Effect of thinning and prescribed burning on crown fire severity in ponderosa pine forests
Jolie Pollet and Philip N. Omi
International Journal of Wildland Fire
11(1) 1 - 10
Published: 13 March 2002
Fire exclusion policies have affected stand structure and wildfire hazard in north American ponderosa pine forests. Wildfires are becoming more severe in stands where trees are densely stocked with shade-tolerant understory trees. Although forest managers have been employing fuel treatment techniques to reduce wildfire hazard for decades, little scientific evidence documents the success of treatments in reducing fire severity. Our research quantitatively examined fire effects in treated and untreated stands in western United States national forests.

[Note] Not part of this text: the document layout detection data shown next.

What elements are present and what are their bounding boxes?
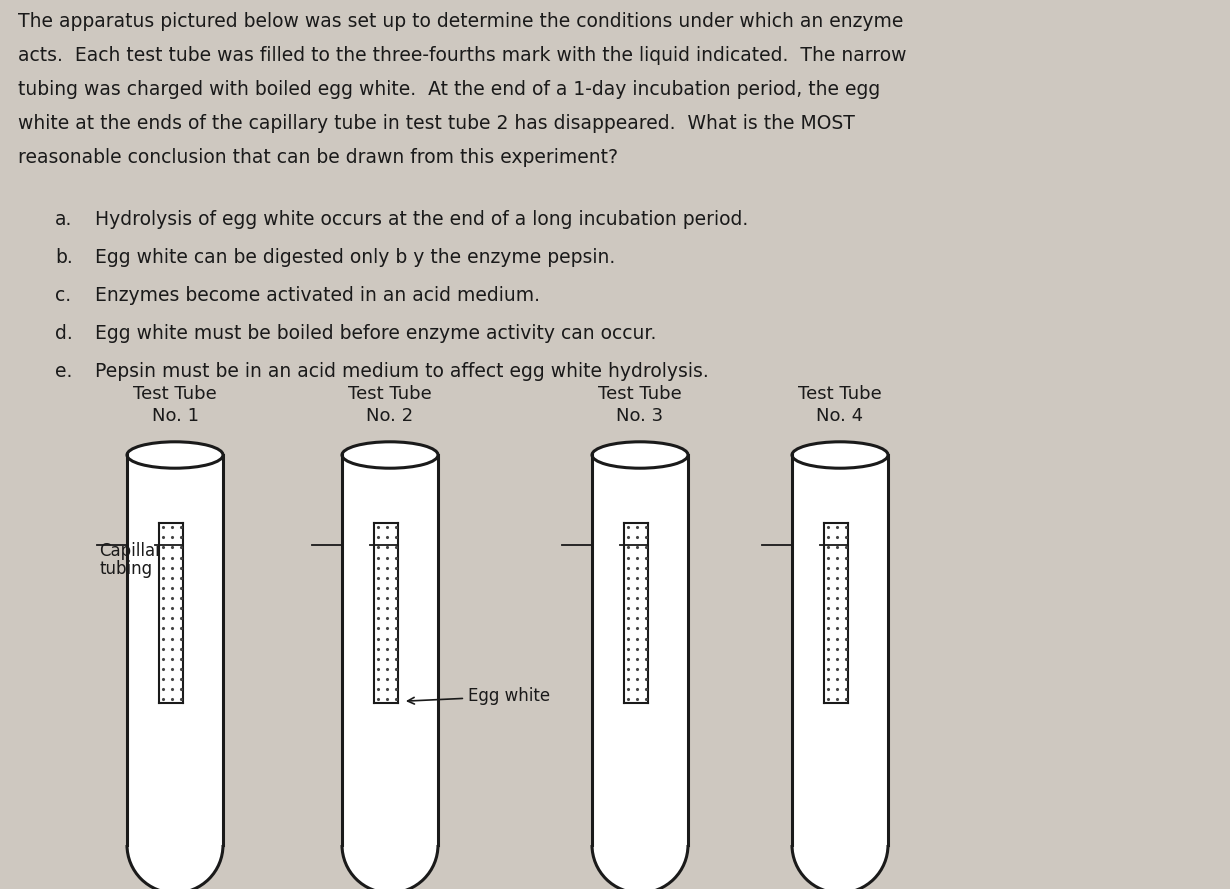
Polygon shape <box>342 845 438 889</box>
Text: Test Tube: Test Tube <box>598 385 681 403</box>
Text: Egg white: Egg white <box>407 687 550 705</box>
Text: b.: b. <box>55 248 73 267</box>
Text: c.: c. <box>55 286 71 305</box>
Ellipse shape <box>592 442 688 469</box>
Text: Test Tube: Test Tube <box>348 385 432 403</box>
Text: Test Tube: Test Tube <box>798 385 882 403</box>
Bar <box>159 524 183 703</box>
Text: acts.  Each test tube was filled to the three-fourths mark with the liquid indic: acts. Each test tube was filled to the t… <box>18 46 907 65</box>
Ellipse shape <box>792 442 888 469</box>
Text: white at the ends of the capillary tube in test tube 2 has disappeared.  What is: white at the ends of the capillary tube … <box>18 114 855 133</box>
Text: No. 1: No. 1 <box>151 407 198 425</box>
Text: No. 4: No. 4 <box>817 407 863 425</box>
Text: reasonable conclusion that can be drawn from this experiment?: reasonable conclusion that can be drawn … <box>18 148 617 167</box>
Ellipse shape <box>127 442 223 469</box>
Text: Egg white can be digested only b y the enzyme pepsin.: Egg white can be digested only b y the e… <box>95 248 615 267</box>
Text: tubing: tubing <box>98 560 153 578</box>
Text: The apparatus pictured below was set up to determine the conditions under which : The apparatus pictured below was set up … <box>18 12 903 31</box>
Text: No. 3: No. 3 <box>616 407 663 425</box>
Text: a.: a. <box>55 210 73 229</box>
Bar <box>792 455 888 845</box>
Ellipse shape <box>342 442 438 469</box>
Polygon shape <box>592 845 688 889</box>
Text: Capillary: Capillary <box>98 542 172 560</box>
Text: d.: d. <box>55 324 73 343</box>
Bar <box>624 524 648 703</box>
Text: Pepsin must be in an acid medium to affect egg white hydrolysis.: Pepsin must be in an acid medium to affe… <box>95 362 708 381</box>
Bar <box>127 455 223 845</box>
Text: Egg white must be boiled before enzyme activity can occur.: Egg white must be boiled before enzyme a… <box>95 324 657 343</box>
Bar <box>824 524 847 703</box>
Text: No. 2: No. 2 <box>367 407 413 425</box>
Bar <box>592 455 688 845</box>
Text: Test Tube: Test Tube <box>133 385 216 403</box>
Bar <box>342 455 438 845</box>
Text: Enzymes become activated in an acid medium.: Enzymes become activated in an acid medi… <box>95 286 540 305</box>
Text: Hydrolysis of egg white occurs at the end of a long incubation period.: Hydrolysis of egg white occurs at the en… <box>95 210 748 229</box>
Polygon shape <box>127 845 223 889</box>
Bar <box>374 524 399 703</box>
Polygon shape <box>792 845 888 889</box>
Text: tubing was charged with boiled egg white.  At the end of a 1-day incubation peri: tubing was charged with boiled egg white… <box>18 80 881 99</box>
Text: e.: e. <box>55 362 73 381</box>
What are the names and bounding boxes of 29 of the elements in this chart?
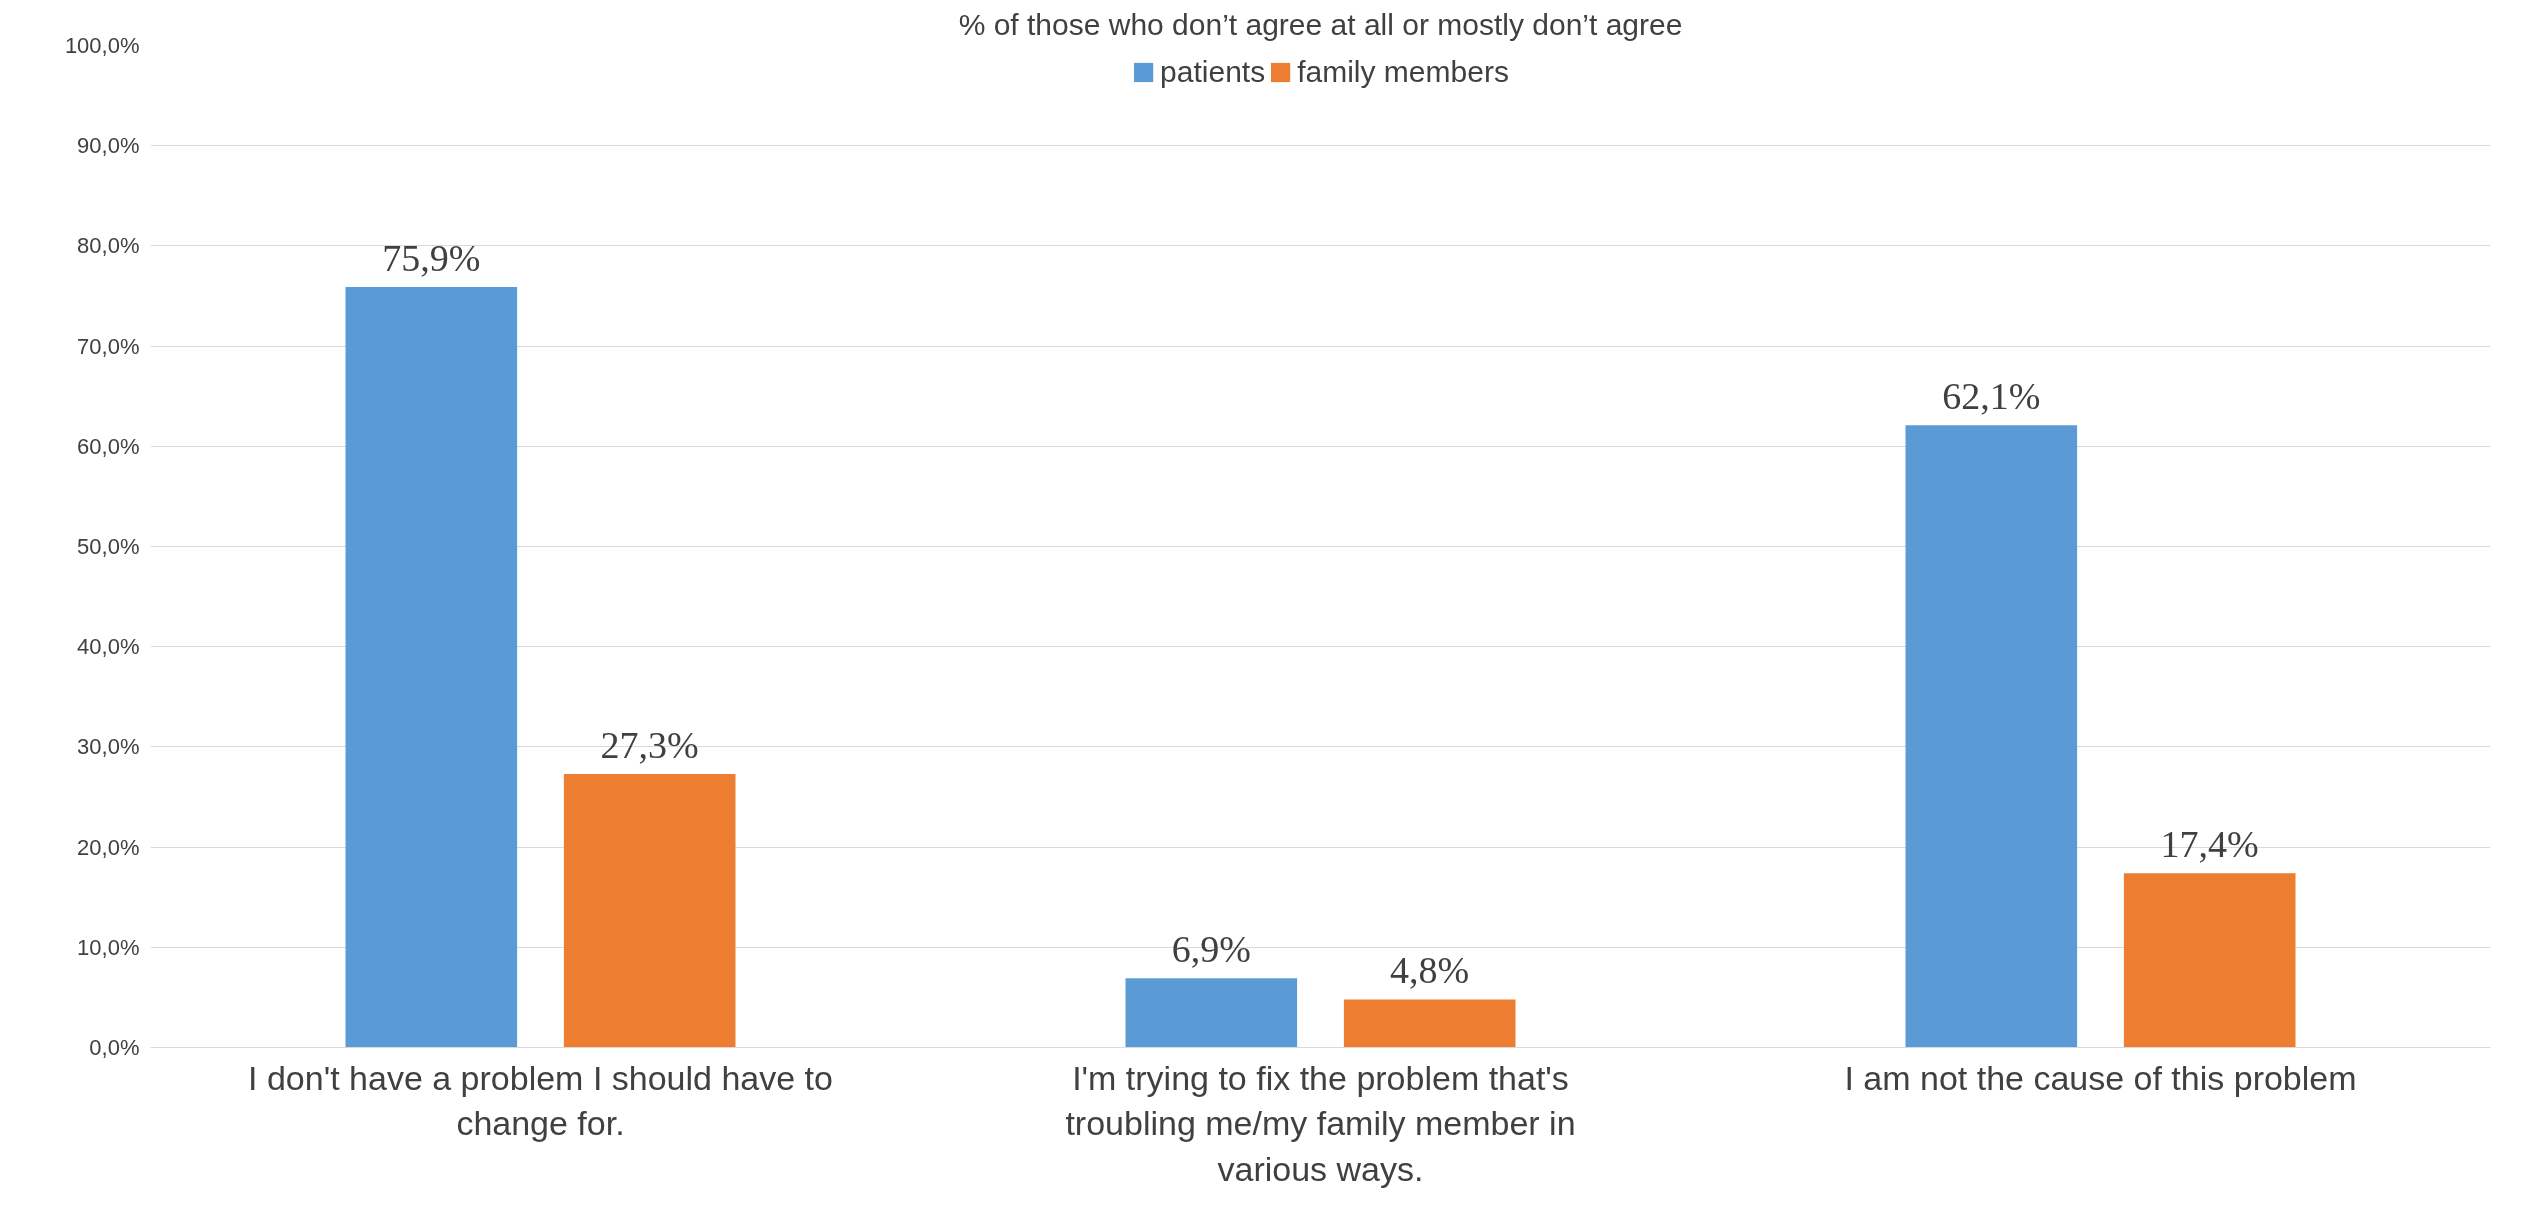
y-tick-label: 80,0%	[77, 233, 140, 259]
bar	[1905, 425, 2078, 1048]
y-tick-label: 100,0%	[64, 33, 140, 58]
y-tick-label: 30,0%	[77, 734, 140, 760]
y-tick-label: 40,0%	[77, 634, 140, 660]
legend-label: family members	[1297, 55, 1509, 89]
data-label: 6,9%	[1171, 928, 1251, 971]
x-tick-label: I don't have a problem I should have to change for.	[248, 1058, 833, 1143]
legend-label: patients	[1160, 55, 1266, 89]
bar	[2123, 873, 2296, 1048]
x-tick-label: I'm trying to fix the problem that's troubling me/my family member in various ways.	[1065, 1058, 1576, 1188]
data-label: 75,9%	[382, 236, 481, 279]
x-tick-label: I am not the cause of this problem	[1844, 1058, 2357, 1097]
bar	[1343, 999, 1516, 1048]
chart-title: % of those who don’t agree at all or mostly don’t agree	[958, 7, 1683, 41]
y-tick-label: 20,0%	[77, 834, 140, 860]
y-tick-label: 60,0%	[77, 433, 140, 459]
bar	[345, 286, 518, 1048]
data-label: 27,3%	[600, 723, 699, 766]
data-label: 4,8%	[1390, 949, 1470, 992]
y-tick-label: 70,0%	[77, 333, 140, 359]
data-label: 62,1%	[1942, 375, 2041, 418]
y-tick-label: 0,0%	[89, 1035, 140, 1060]
bar	[563, 773, 736, 1048]
data-label: 17,4%	[2160, 823, 2259, 866]
bar	[1125, 978, 1298, 1048]
y-tick-label: 90,0%	[77, 133, 140, 159]
y-tick-label: 10,0%	[77, 934, 140, 960]
y-tick-label: 50,0%	[77, 534, 140, 559]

Four ponderosa pine sites in Montana, Washington, California and Arizona were selected for study. Fuel treatments studied include: prescribed fire only, whole-tree thinning, and thinning followed by prescribed fire. On-the-ground fire effects were measured in adjacent treated and untreated forests. We developed post facto fire severity and stand structure measurement techniques to complete field data collection. We found that crown fire severity was mitigated in stands that had some type of fuel treatment compared to stands without any treatment. At all four of the sites, the fire severity and crown scorch were significantly lower at the treated sites. Results from this research indicate that fuel treatments, which remove small diameter trees, may be beneficial for reducing crown fire hazard in ponderosa pine sites. Keywords: Pinus ponderosa; Montana; Washington; California; Arizona; fuel treatment; crown fire.